UN: Modern Forms of Slavery are Flourishing



21 August 2009

A 9-year-old girl was trafficked with her entire family from Bihar, one of the poorest and most underdeveloped states in India, and sold to the owner of a brick-making factory
A 9-year-old girl was trafficked with her entire family from Bihar, one of the poorest and most underdeveloped states in India, and sold to the owner of a brick-making factory
In late August 1791, a slave rebellion in Santo Domingo, now Haiti and the Dominican Republic, sparked the beginning of the end of the system of slavery. Every year on August 23, the United Nations International Day for the remembrance of the Slave Trade and its Abolition serves to remind people of the tragedy of the trans-Atlantic slave trade of old. It also aims to raise awareness about modern day forms of slavery.


Men, women and children are no longer shackled, put on the auction block and sold like prize cattle to the highest bidder. In today's world, one person does not buy another and own him or her for life. Traditional forms of slavery have been abolished. But, contemporary forms of slavery are often as cruel and dehumanizing. 

Modern forms of slavery

Roger Plant, Head of the International Labor Organization, Special Action Program to Combat Forced Labor (file photo)
Roger Plant (file photo)
Roger Plant heads the International Labor Organization's (ILO) special action program to combat forced labor.

"You are in a forced labor situation when you enter work or service," he said. "It does not have to be legal work. It can be begging. It can be all kinds of activity. You enter it against your freedom of choice, and you cannot get out of it without punishment or the threat of punishment."

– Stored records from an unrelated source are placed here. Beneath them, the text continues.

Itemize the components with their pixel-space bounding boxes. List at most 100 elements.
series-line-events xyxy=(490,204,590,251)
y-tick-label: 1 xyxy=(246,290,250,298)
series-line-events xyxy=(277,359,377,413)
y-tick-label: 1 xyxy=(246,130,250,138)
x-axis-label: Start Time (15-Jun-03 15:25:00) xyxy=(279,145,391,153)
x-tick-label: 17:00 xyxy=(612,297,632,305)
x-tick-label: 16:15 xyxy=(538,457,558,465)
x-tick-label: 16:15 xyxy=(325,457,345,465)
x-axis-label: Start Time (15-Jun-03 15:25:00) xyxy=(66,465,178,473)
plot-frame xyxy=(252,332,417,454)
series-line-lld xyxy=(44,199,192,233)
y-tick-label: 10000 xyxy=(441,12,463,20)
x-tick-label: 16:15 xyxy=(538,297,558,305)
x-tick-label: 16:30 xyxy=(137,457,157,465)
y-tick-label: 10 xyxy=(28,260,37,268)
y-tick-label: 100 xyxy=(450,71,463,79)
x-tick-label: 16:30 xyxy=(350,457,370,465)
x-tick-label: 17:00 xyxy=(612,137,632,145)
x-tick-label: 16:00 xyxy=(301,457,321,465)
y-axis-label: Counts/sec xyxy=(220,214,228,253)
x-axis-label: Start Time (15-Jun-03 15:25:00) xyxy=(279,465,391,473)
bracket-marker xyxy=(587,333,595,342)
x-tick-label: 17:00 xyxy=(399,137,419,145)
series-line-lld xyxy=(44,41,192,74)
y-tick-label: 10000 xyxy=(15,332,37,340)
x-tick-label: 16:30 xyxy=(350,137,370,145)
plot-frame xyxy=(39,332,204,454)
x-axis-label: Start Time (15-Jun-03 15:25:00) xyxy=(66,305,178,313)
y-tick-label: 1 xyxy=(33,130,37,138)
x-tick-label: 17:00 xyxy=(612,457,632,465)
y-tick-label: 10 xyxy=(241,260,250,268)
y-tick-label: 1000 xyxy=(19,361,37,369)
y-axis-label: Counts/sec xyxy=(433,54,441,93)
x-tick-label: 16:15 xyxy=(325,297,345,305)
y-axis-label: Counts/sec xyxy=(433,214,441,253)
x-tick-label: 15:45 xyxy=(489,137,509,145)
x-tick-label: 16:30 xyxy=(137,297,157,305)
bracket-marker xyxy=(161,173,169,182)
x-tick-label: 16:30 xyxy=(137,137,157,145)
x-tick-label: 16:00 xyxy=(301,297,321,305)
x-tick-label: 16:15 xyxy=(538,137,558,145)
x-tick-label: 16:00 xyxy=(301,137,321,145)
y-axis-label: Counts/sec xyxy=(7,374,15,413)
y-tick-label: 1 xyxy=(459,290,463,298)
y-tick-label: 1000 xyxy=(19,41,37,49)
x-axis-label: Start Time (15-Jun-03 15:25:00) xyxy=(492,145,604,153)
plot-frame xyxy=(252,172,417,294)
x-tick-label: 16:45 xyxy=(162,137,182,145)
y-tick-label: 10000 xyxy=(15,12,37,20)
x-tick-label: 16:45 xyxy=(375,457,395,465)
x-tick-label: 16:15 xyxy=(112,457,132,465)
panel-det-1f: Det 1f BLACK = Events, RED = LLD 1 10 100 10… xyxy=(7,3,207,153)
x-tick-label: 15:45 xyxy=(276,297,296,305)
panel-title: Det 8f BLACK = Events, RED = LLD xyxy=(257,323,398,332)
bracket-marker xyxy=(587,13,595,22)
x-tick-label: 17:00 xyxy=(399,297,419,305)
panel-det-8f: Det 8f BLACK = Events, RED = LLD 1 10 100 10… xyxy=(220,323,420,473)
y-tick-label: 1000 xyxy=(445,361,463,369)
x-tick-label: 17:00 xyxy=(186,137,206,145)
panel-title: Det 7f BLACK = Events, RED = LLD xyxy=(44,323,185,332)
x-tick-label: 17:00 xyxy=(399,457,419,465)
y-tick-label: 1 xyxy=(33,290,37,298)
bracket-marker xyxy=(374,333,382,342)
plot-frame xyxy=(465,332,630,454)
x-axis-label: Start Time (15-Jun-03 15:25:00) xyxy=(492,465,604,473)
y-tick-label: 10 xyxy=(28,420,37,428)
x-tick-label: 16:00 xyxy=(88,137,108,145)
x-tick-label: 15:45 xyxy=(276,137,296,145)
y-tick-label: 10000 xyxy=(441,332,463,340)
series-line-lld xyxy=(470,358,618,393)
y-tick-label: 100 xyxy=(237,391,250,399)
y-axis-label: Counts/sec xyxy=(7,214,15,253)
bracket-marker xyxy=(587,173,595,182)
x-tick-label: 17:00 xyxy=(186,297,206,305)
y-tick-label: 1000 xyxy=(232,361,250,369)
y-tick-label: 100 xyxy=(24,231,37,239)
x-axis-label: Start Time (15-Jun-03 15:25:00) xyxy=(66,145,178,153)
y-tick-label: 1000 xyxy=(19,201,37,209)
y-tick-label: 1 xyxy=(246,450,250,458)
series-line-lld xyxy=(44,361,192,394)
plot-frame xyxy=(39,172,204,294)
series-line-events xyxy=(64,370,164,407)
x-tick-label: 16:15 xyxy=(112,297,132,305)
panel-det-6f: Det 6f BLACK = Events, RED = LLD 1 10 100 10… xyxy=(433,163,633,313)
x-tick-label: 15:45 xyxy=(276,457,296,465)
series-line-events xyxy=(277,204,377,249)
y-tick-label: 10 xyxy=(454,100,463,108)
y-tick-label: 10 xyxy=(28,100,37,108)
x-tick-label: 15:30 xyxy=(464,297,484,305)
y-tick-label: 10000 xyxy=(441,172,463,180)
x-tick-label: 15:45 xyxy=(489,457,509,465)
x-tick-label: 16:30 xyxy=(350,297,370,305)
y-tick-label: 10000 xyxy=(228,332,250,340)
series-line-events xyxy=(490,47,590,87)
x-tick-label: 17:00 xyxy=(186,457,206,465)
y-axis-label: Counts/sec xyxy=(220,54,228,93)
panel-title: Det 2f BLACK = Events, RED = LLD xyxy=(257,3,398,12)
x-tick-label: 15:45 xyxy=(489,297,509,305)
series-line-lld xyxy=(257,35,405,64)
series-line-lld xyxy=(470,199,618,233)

Plant says this definition, which first appeared in a 1930 ILO Convention Against Forced Labor, is still valid today.

He says most forced labor is in the private economy, and it is usually for several months or years. While lifetime cases of forced labor, slavery and bonded labor do exist, he says they are the exception.

"What we are finding is that migrant workers, particularly irregular migrant workers, very often young women, around the world are at tremendous risk of serious exploitation," said Plant. "We are finding that this is not only in the backward economy of developing countries, even though most forced labor today is indeed in the informal or the background agricultural sector of Asia, Latin America and then Africa."

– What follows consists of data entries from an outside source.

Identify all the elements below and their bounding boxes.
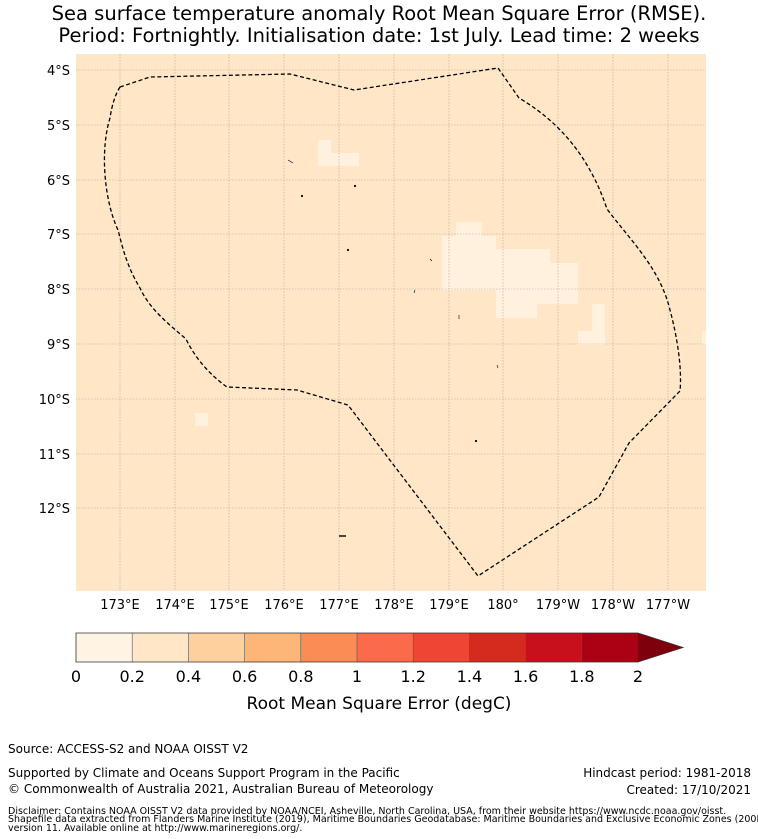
source-text: Source: ACCESS-S2 and NOAA OISST V2 (8, 742, 249, 756)
gridlines (76, 54, 706, 591)
lon-tick-label: 178°E (374, 598, 414, 613)
map-background (76, 54, 706, 591)
patch (496, 249, 550, 290)
disclaimer-line-1: Disclaimer: Contains NOAA OISST V2 data … (8, 806, 727, 817)
disclaimer-line-2: Shapefile data extracted from Flanders M… (8, 814, 758, 825)
colorbar-tick-label: 0.2 (119, 667, 144, 686)
colorbar-extend-arrow (638, 633, 683, 662)
lon-tick-label: 178°W (591, 598, 635, 613)
colorbar-segment (188, 633, 245, 662)
lat-tick-label: 12°S (39, 502, 70, 517)
colorbar-segment (300, 633, 357, 662)
lon-axis: 173°E 174°E 175°E 176°E 177°E 178°E 179°… (100, 598, 690, 613)
lat-tick-label: 5°S (47, 119, 70, 134)
disclaimer-line-3: version 11. Available online at http://w… (8, 823, 303, 834)
eez-boundary (103, 67, 682, 577)
lat-tick-label: 7°S (47, 228, 70, 243)
colorbar-tick-label: 0.6 (232, 667, 257, 686)
island (346, 248, 350, 252)
island (429, 258, 433, 262)
map-panel (76, 54, 706, 591)
patch (578, 331, 592, 345)
colorbar: 0 0.2 0.4 0.6 0.8 1 1.2 1.4 1.6 1.8 2 Ro… (71, 632, 685, 714)
colorbar-label: Root Mean Square Error (degC) (247, 694, 512, 714)
lon-tick-label: 180° (487, 598, 518, 613)
colorbar-segment (581, 633, 638, 662)
colorbar-segment (132, 633, 189, 662)
hindcast-period: Hindcast period: 1981-2018 (583, 766, 751, 780)
colorbar-tick-label: 1.4 (457, 667, 482, 686)
colorbar-tick-label: 0.4 (176, 667, 201, 686)
island (413, 289, 416, 294)
colorbar-tick-label: 0.8 (288, 667, 313, 686)
colorbar-tick-label: 0 (71, 667, 81, 686)
colorbar-segment (357, 633, 414, 662)
lon-tick-label: 179°E (429, 598, 469, 613)
map-title-line-2: Period: Fortnightly. Initialisation date… (58, 24, 700, 47)
patch (442, 236, 496, 290)
lat-tick-label: 6°S (47, 174, 70, 189)
lon-tick-label: 177°W (646, 598, 690, 613)
colorbar-ticks: 0 0.2 0.4 0.6 0.8 1 1.2 1.4 1.6 1.8 2 (71, 667, 643, 686)
lon-tick-label: 177°E (319, 598, 359, 613)
colorbar-tick-label: 1.2 (400, 667, 425, 686)
patch (496, 290, 550, 304)
lon-tick-label: 175°E (209, 598, 249, 613)
colorbar-segment (244, 633, 301, 662)
supported-text: Supported by Climate and Oceans Support … (8, 766, 400, 780)
patch (702, 331, 706, 345)
patch (550, 263, 578, 304)
patch (318, 140, 331, 166)
colorbar-segment (76, 633, 133, 662)
patch (331, 153, 359, 166)
map-title-line-1: Sea surface temperature anomaly Root Mea… (51, 2, 707, 25)
colorbar-segment (525, 633, 582, 662)
lon-tick-label: 176°E (264, 598, 304, 613)
colorbar-dividers (131, 633, 583, 662)
low-rmse-patches (195, 140, 706, 426)
patch (496, 304, 537, 318)
island (353, 184, 357, 188)
created-date: Created: 17/10/2021 (626, 783, 751, 797)
patch (592, 304, 605, 345)
copyright-text: © Commonwealth of Australia 2021, Austra… (8, 782, 434, 796)
colorbar-tick-label: 1.8 (569, 667, 594, 686)
lat-tick-label: 8°S (47, 283, 70, 298)
colorbar-tick-label: 1.6 (513, 667, 538, 686)
colorbar-segment (413, 633, 470, 662)
lat-tick-label: 10°S (39, 393, 70, 408)
colorbar-segment (469, 633, 526, 662)
islands (287, 159, 499, 537)
island (287, 159, 294, 164)
patch (195, 413, 208, 426)
lat-tick-label: 9°S (47, 338, 70, 353)
lat-tick-label: 4°S (47, 64, 70, 79)
colorbar-tick-label: 1 (352, 667, 362, 686)
lat-tick-label: 11°S (39, 448, 70, 463)
patch (456, 222, 482, 236)
lat-axis: 4°S 5°S 6°S 7°S 8°S 9°S 10°S 11°S 12°S (39, 64, 70, 517)
lon-tick-label: 179°W (536, 598, 580, 613)
colorbar-outline (75, 632, 685, 663)
lon-tick-label: 174°E (155, 598, 195, 613)
colorbar-tick-label: 2 (633, 667, 643, 686)
island (474, 439, 478, 443)
island (300, 194, 304, 198)
lon-tick-label: 173°E (100, 598, 140, 613)
island (496, 364, 499, 369)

Plant says every single country in the world is encountering problems of forced labor. That is because the victims are vulnerable to exploitation, laws against this practice are not vigorously enforced and it is a hugely profitable trade.

A recent ILO study finds an estimated $28 billion is made from trafficking for sexual exploitation every year. And at least $21 billion is made from all other forms of forced labor.  

Apart from the severe human rights violations, Plant says, the profits pocketed by traffickers represent lost tax revenues to the States, as well as lost earnings stolen from the victims of forced labor and trafficking.

"I think it is very likely that that is worth even more now," he said. "So, we could be talking about figures way, way above $50 billion or $60 billion. Way above, if we are talking about all forms of exploitation."  

Risk-takers and victims

Policy Officer at the ILO's Special Action Program to Combat Forced Labor Beate Andrees says migrant workers see themselves as risk-takers. They believe their lives will improve by getting a job in a foreign country. But, she says things often turn out badly as they maneuver through the migration system.

"You need documents, you need a contract, you need to cross borders, you need to have an employer, the employer actually has to have work for you," said Andrees. "And, then at each of these points, you can be deceived, and each of the people involved, they take a cut of the fees you have to pay. And, this is the mechanism that leads into this vicious cycle where you suddenly do not see or do not perceive to have any alternative."

This woman used in prostitution in Western Europe is forced through threats and intimidation to give all earnings to her trafficker (file photo)
This woman used in prostitution in Western Europe is forced through threats and intimidation to give all earnings to her trafficker (file photo)
Spokeswoman for the International Organization for Migration Jemini Pandya says victims often know the people who exploit them.

"One of the worst things about human trafficking it is that the people who actually are the traffickers or who become the middle-men for the traffickers are very, very close to the victims of trafficking," she said. "More often than not they are closely related to them or are close friends of the family."  

Pandya says this is a common occurrence in Eastern European countries. She says poor women there frequently are duped by people they trust into going to Western countries by promises of legitimate work.  

"Either once they have left their country and are on route, or when they have actually arrived in the country of destination, that their passports are taken way, they are locked up and then they are forced into prostitution," said Pandya.

More often than not, laws that exist to protect people against forced labor are not enforced. Frequently, it is the victim of trafficking who is criminalized, not the trafficker. Studies show prosecution rates for these crimes are extremely low the world over.

Anti-slavery advocates say the worst aspects of forced labor can be lessened if people are made aware of the harm it inflicts. They say when people learn that the prostitute in a brothel may be an unwilling victim of sexual exploitation or the cheap jeans they buy in a store are produced by people working 12 hours a day for little or no pay, some of these forms of contemporary slavery may dry up.